Introduction: The ability to discriminate among ligands binding to the same protein target in terms of their relative binding affinity lies at the heart of structure-based drug design. Any improvement in the accuracy and reliability of binding affinity prediction methods decreases the discrepancy between experimental and computational results.
Objectives: The primary objectives were to find the most relevant features affecting binding affinity prediction, least use of manual feature engineering, and improving the reliability of binding affinity prediction using efficient deep learning models by tuning the model hyperparameters.

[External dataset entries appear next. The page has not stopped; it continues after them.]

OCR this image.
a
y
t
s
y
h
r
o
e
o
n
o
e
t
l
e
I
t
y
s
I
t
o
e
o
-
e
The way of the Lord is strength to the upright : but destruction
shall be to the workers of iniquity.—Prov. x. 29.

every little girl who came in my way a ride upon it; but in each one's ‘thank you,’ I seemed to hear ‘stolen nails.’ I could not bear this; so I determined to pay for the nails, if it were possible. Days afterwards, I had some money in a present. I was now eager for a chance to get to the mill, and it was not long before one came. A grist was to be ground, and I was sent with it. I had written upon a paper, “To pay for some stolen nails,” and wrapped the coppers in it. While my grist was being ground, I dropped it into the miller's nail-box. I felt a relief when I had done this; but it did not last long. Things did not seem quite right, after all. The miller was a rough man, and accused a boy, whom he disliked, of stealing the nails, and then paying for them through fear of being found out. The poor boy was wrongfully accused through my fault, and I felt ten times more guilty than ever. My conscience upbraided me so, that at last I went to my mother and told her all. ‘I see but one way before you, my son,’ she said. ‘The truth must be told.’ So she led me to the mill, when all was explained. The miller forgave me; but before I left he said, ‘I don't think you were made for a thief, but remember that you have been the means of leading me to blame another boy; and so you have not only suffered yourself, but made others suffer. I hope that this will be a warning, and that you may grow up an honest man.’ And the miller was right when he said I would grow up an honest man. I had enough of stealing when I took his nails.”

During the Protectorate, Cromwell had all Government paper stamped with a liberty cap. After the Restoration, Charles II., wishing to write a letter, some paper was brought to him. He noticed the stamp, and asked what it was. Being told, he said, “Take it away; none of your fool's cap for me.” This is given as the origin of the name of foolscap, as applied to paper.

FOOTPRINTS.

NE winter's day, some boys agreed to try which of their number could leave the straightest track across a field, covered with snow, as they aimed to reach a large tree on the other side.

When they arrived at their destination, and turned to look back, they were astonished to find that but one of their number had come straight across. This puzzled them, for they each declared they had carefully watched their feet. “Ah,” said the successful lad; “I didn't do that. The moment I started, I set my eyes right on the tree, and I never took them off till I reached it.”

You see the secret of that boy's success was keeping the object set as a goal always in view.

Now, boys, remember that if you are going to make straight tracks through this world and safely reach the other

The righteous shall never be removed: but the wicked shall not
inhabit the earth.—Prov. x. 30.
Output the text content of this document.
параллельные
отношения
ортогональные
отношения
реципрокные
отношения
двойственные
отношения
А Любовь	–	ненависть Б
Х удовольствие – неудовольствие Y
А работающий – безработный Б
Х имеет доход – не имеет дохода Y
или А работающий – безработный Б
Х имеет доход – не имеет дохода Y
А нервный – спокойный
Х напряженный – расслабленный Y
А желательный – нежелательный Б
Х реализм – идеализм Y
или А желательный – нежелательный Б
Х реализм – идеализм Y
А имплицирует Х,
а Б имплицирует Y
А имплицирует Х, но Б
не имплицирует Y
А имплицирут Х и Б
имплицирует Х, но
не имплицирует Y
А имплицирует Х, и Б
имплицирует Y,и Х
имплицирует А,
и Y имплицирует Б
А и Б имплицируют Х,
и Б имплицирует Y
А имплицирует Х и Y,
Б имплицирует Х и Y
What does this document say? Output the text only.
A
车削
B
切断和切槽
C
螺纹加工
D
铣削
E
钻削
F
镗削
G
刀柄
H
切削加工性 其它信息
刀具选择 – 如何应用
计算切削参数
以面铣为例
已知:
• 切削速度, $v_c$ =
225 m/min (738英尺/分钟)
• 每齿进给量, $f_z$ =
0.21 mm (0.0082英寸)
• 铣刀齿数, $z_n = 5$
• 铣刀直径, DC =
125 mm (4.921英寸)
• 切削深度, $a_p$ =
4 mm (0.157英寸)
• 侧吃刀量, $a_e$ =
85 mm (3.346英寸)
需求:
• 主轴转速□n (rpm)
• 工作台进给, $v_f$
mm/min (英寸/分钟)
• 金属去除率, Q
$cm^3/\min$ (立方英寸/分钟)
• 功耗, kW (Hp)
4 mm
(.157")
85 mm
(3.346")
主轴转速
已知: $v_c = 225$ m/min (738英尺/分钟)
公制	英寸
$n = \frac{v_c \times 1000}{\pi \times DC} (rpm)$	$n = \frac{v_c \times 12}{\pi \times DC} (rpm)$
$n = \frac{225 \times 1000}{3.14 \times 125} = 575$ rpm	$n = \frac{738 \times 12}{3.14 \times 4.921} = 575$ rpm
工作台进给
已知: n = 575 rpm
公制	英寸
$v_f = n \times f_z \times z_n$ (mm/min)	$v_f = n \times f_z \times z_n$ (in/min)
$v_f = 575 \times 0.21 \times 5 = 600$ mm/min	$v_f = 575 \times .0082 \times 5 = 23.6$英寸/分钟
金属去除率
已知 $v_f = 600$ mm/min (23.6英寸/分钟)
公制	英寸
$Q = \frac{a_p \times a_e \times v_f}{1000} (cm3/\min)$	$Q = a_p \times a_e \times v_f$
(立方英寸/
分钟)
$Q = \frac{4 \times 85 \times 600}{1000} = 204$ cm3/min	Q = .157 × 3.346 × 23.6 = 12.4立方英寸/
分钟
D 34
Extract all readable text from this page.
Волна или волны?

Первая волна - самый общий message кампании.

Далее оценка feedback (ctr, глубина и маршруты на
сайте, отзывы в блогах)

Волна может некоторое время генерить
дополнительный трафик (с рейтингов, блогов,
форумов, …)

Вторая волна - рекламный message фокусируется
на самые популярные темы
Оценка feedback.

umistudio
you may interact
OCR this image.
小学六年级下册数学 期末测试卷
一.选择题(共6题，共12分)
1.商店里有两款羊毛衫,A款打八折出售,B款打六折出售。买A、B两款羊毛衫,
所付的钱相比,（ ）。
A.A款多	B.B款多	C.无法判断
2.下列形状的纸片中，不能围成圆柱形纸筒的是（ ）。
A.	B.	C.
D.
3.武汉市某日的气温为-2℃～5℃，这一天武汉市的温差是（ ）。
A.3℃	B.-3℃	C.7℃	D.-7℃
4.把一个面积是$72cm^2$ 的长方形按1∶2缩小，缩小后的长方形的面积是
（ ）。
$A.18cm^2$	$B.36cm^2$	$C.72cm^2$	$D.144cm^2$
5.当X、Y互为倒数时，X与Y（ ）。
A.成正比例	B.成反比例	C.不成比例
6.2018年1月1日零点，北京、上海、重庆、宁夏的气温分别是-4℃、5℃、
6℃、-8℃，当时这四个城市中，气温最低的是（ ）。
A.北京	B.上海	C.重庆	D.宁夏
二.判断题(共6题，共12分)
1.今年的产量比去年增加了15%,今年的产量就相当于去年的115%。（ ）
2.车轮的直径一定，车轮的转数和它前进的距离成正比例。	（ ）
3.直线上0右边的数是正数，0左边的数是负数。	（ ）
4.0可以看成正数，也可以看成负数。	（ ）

Methods: The binding site of target proteins was represented as a grid box around their bound ligand. Both binary and distance-dependent occupancies were examined for how an atom affects its neighbor voxels in this grid. A combination of different features including ANOLEA, ligand elements, and Arpeggio atom types were used to represent the input. An efficient convolutional neural network (CNN) architecture, DeepAtom, was developed, trained and tested on the PDBbind v2016 dataset. Additionally an extended benchmark dataset was compiled to train and evaluate the models.
Results: The best DeepAtom model showed an improved accuracy in the binding affinity prediction on PDBbind core subset (Pearson’s R=0.83) and is better than the recent state-of-the-art models in this field. In addition when the DeepAtom model was trained on our proposed benchmark dataset, it yields higher correlation compared to the baseline which confirms the value of our model.
Conclusions: The promising results for the predicted binding affinities is expected to pave the way for embedding deep learning models in virtual screening and rational drug design fields.